Wednesday, July 18, 2007
Bullard: Green issue is black and white - CNN.com
Bullard: Green issue is black and white - CNN.com: As he surveys the nation's landfills, chemical plants, waste facilities, and smelters, Robert Bullard sees an insidious form of institutional racism.
"When you look at the neighborhoods that are where you have a lot of different waste facilities... the people who live closest are oftentimes the most vulnerable people who have the fewest resources to escape neighborhoods because of residential segregation, housing discrimination, and limited incomes," said Bullard, a professor at Georgia's Clark Atlanta University and the director of that university's Environmental Justice Resource Center.

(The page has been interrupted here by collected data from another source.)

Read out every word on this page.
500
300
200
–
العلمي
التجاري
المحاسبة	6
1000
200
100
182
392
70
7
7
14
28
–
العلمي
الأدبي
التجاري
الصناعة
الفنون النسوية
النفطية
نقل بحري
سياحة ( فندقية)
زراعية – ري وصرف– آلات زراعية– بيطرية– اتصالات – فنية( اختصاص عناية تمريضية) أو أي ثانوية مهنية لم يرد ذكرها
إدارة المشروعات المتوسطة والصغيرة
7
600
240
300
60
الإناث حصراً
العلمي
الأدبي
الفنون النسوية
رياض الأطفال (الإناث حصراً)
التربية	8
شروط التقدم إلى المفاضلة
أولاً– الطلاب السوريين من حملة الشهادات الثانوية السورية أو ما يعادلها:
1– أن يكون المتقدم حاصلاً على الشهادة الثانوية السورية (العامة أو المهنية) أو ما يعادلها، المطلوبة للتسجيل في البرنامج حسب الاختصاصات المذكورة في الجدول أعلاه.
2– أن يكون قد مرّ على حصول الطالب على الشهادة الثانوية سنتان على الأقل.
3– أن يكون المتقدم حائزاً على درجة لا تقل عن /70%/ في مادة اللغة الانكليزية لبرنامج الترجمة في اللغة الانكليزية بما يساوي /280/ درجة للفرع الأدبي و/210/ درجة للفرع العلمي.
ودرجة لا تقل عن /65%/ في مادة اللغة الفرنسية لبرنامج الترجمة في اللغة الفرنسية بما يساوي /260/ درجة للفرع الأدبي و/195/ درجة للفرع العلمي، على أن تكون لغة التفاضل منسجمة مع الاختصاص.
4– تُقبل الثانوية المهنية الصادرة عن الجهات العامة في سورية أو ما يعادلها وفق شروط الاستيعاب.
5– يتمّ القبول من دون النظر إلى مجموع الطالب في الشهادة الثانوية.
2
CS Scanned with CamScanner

"Just because you're poor, just because you live physically on the wrong 'side of the track' doesn't mean that you should be dumped on."
Those people are predominantly minorities, Bullard said. In fact, more than half of the 9 million people living within two miles of the nation's hazardous waste facilities are minorities, according to "Toxic Wastes and Race at Twenty, 1987-2007: Grassroots Struggles to Dismantle Environmental Racism," a recent report that Bullard co-wrote.
Widely acknowledged as a pioneer in environmental justice, Bullard has worked in the field since 1978. He is the author of several books on the topic, including "Confronting Environmental Racism," "Dumping on Dixie" and "Unequal Protection."
In his nearly two decades of work in the field, Bullard said little has changed.